Sunday, October 14, 2018

Southern Railway Low-side Gondola - completed finally



I find it hard to fathom that it has been about two-and-a-half years since I posted about building this car. I finally got around to dusting off the cobwebs and finishing the model. The main stumbling block beyond time was the hand brake. The prototype used a Universal Multi-power hand brake, with the gearing mechanism contained inside a housing mounted below the end sill. I spent many free moments noodling how I would replicate that feature (when I made the patterns for this model, I never even considered it… how time changes things!) I have included a prototype photo below for reference (click to enlarge).

I settled on the solution illustrated in the graphic. Since the overall shape of the prototype’s housing was roughly segments of two differently-sized circles, that’s the approach I decided to follow. I punched discs from 0.020" styrene. The larger disc was created using a Waldron punch and die set while the smaller used an RP Toolz set. Portions of the two discs were combined to create the housing.


I found it easiest to integrate the entire assembly after adding the brake step to the model. The step, with hole for the brake shaft, was “rigidly” attached to the end. I added the housing using a 50/50 mix of Goo and MEK. This allowed me to prod and move the housing into position, with 0.020" wire in place (note that the wire on the bottom of the housing is a separate piece of 0.015"; the two were of different diameters on the prototype, too.) Once I was satisfied, I added some ACC to the housing — end sill joint to firm things up.


The bottom part of the housing was fashioned from pieces of 0.004" brass, cut into strips of appropriate width. As on the prototype, the bottom portion of the shaft nested in this arrangement, so I drilled holes in the straps to accommodate the 0.015" wire. This is partially obscured by the uncoupler lever rod so it likely adds little to the overall appearance of the model, but it is a feature I wanted to replicate so that I can make it for future projects.

The trucks also include a slight modification. The Tahoe Model Works Buckeye 50-ton trucks (TMW-106/TMW-206are a fairly solid match for the prototype’s trucks, but the truck bolster includes a vertical web through the center of the outside portion of the bolster casting. I replicated this feature by adding 0.010" strips into the center of the Tahoe bolsters. See the photos of the stock truck via the link above versus one on the model shown here.

I blasted all wire, metal, engineering plastic, and rubberized (Hi-Tech angle cock—air hoses) surfaces with 220-grit aluminum oxide. This created a surface conducive to good paint adhesion. I applied a coat of Tamiya Light Grey followed by Tamiya black, lightened slightly with grey. The black dried to a glossy sheen, perfect for applying decals. 

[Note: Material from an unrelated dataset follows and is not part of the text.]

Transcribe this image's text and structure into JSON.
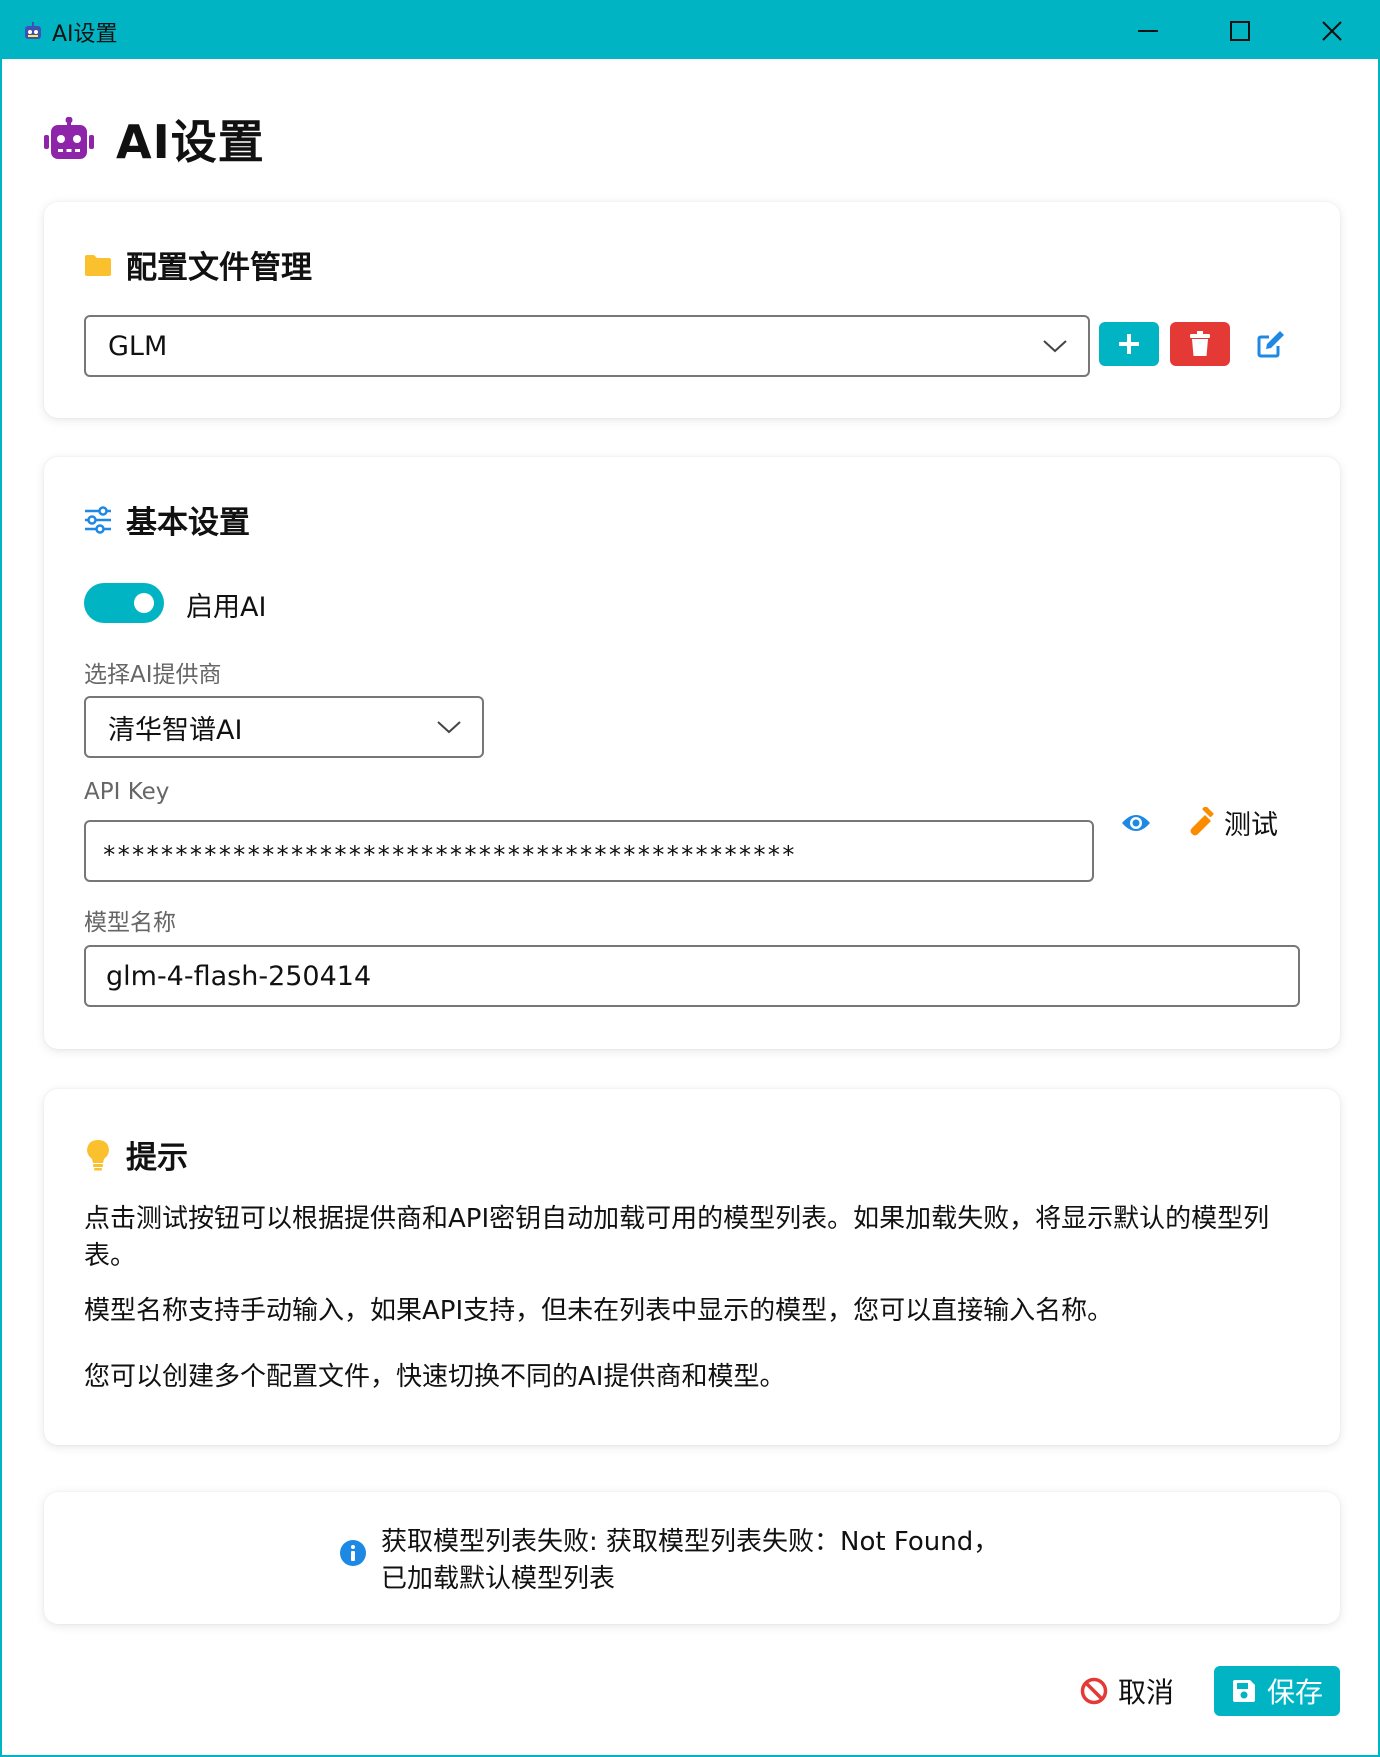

I lettered the model using the kit decals. At the same time, I added several chalkmarks to each side. These would be over-weathered, making them appear like older chalkmarks, to contrast with “newer” ones to be added post-weathering. I did not apply the reweigh, repack, and brake test stencils, as these would be added after the first application of weathering. These decals were sealed with a coat of Tamiya clear flat.

The weathering was applied in several steps. The interior of the car received a heavy application of Bragdon’s powders dark rust. Over this, I added a layer of PanPastels dark Payne’s Grey followed by an application of PanPastels dark umber over the entire model. On the trucks, I highlighted the truck springs with a rust shaded colored pencil. I then added the PanPastels Payne’s Grey and dark umber followed by some Bragdon’s soot grey. All of these powders were sealed with a coat of Tamiya clear flat.

I forgot to mask the areas where I would apply the reweigh, repack, and brake test stencils. This meant that I had to do the reverse and add fresh black paint to those areas. The reweigh and brake test stencils on the model would be applied to represent approximately three year old stencils while the journal repack would be less than a year old. Consequently, I created fresh paint rectangles for all three. However, for the journal repack rectangle I cut the rectangle from a solid piece of masking tape. I painted the area inside the opening of the masking tape with fresh black paint (I did the same for the reweigh and brake test rectangles, too.) For the journal repack rectangle, I then covered it with the “center” of the masking tape (the part that had been removed).

To the appropriate freshly paint areas, I added stencils corresponding to the reweigh location and date and brake test location and date. After application of decal setting solution, I airbrushed a coat of clear flat. I removed the tape over the repack stencil “rectangle” and added another round of PanPastels raw umber to the exterior car body followed by a coat of Future floor polish, creating a gloss surface. I added another round of chalkmarks plus the journal repack stencils. I applied a final coat of clear flat to the exterior of the car body.

Finally, I added the last details. I added wood and scattered bits of coal to the interior of the car to represent dunnage and debris from previous loads. I polished the treads of the wheelsets and screwed the trucks to the car body. Small pieces of paper were affixed to the route card boards with canopy cement to represent routing instructions (photo of finished model taken before these bits of paper were added). Southern Railway 55542 was ready for service.